Waar bent u naar op zoek?

Ds. Mensink en ds. Van ’t Spijker in gesprek over kanselruil

04-11-2013

De predikanten A.J. Mensink en W. van 't Spijker zitten in Utrecht aan tafel om het recente synodebesluit van de Christelijke Gereformeerde Kerken over kanselruil toe te lichten. Een gesprek over kerkelijke samenwerking.

Tijdens de generale synode van de CGK werd een regeling toegevoegd aan de kerkorde om predikanten van gereformeerd belijden uit de Protestantse Kerk toe te laten op de kansel. Dat besluit staat niet op zichzelf, maar is het resultaat van langere besprekingen met de Gereformeerde Bond. Ds. Mensink, hervormd predikant te Krimpen aan den IJssel, was als voorzitter van het hoofdbestuur van de Bond betrokken bij de besluit. Ds. Van ’t Spijker, christelijk gereformeerd predikant te Hilversum, leidde als voorzitter van het christelijk gereformeerde deputaatschap voor de eenheid van de gereformeerde belijders de gesprekken. Midden in de stad waar ze beiden in hun studietijd rondliepen, leggen de broeders uit waarom de uitspraak een stap naar verdere eenheid is.

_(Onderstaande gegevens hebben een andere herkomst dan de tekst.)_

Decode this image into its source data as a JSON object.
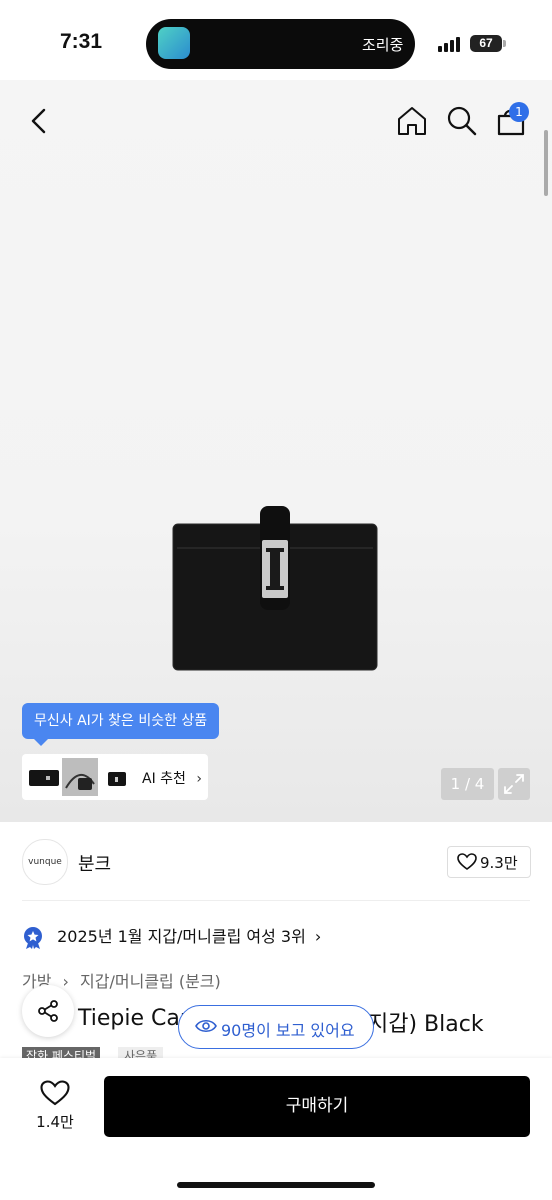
{
  "status_bar": {
    "time": "7:31",
    "activity_label": "조리중",
    "battery": "67"
  },
  "header": {
    "cart_count": "1",
    "icons": [
      "back-icon",
      "home-icon",
      "search-icon",
      "cart-icon"
    ]
  },
  "gallery": {
    "ai_tooltip": "무신사 AI가 찾은 비슷한 상품",
    "ai_recommend_label": "AI 추천",
    "pager": "1 / 4"
  },
  "brand": {
    "logo_text": "vunque",
    "name": "분크",
    "likes": "9.3만"
  },
  "product": {
    "ranking": "2025년 1월 지갑/머니클립 여성 3위",
    "breadcrumb": [
      "가방",
      "지갑/머니클립 (분크)"
    ],
    "title": "Tiepie Card w",
    "title_suffix": "지갑) Black",
    "viewers": "90명이 보고 있어요",
    "badges": [
      "잡화 페스티벌",
      "사은품"
    ]
  },
  "bottom_bar": {
    "like_count": "1.4만",
    "buy_label": "구매하기"
  },
  "colors": {
    "accent": "#2f6fe8",
    "buy_button": "#000000"
  }
}
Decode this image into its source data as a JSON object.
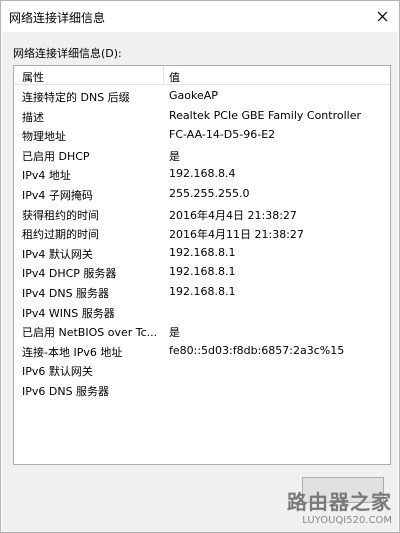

Aan het besluit, dat op 1 oktober werd genomen, ging een geschiedenis vooraf die al in de jaren tachtig begon. Ds. Van ’t Spijker: ‘Er waren in die tijd hartelijke contacten via het Contactorgaan Gereformeerde Gezindte (COGG). We merkten dat er geestelijke erkenning was met de broeders en zusters van de Hervormde Kerk, vooral met de zogenaamde bonders. Tegelijk was het lastige punt dat ons kerkverband bij de Afscheiding afstand had genomen van een zieke kerk. Er bleven door de jaren heen gesprekken, maar pas vanaf 2004 kwam er een regeling voor onze kerken om via de classis samenwerking aan te gaan met gemeenten van gereformeerd belijden binnen – nu – de Protestantse Kerk.’
Ds. Mensink is vanaf 2008 vanuit het hoofdbestuur van de Gereformeerde Bond betrokken geraakt bij de gezamenlijke gesprekken. ‘Al vanaf de oprichting van de Bond in 1906 hebben we een bijzondere positie in ons kerkverband. Enerzijds bindt de liefde ons aan de moederkerk, aan de andere kant ervaren we pijn en lijden vanwege het plurale, liberale karakter van ervan. Wat ons gedachtegoed betreft vinden we ook herkenning in verschillende afgescheiden kerken. Op onze samenwerking met de christelijk gereformeerden zijn we zuinig; het is op dit moment het enige kerkverband waarmee we officiële contacten hebben.’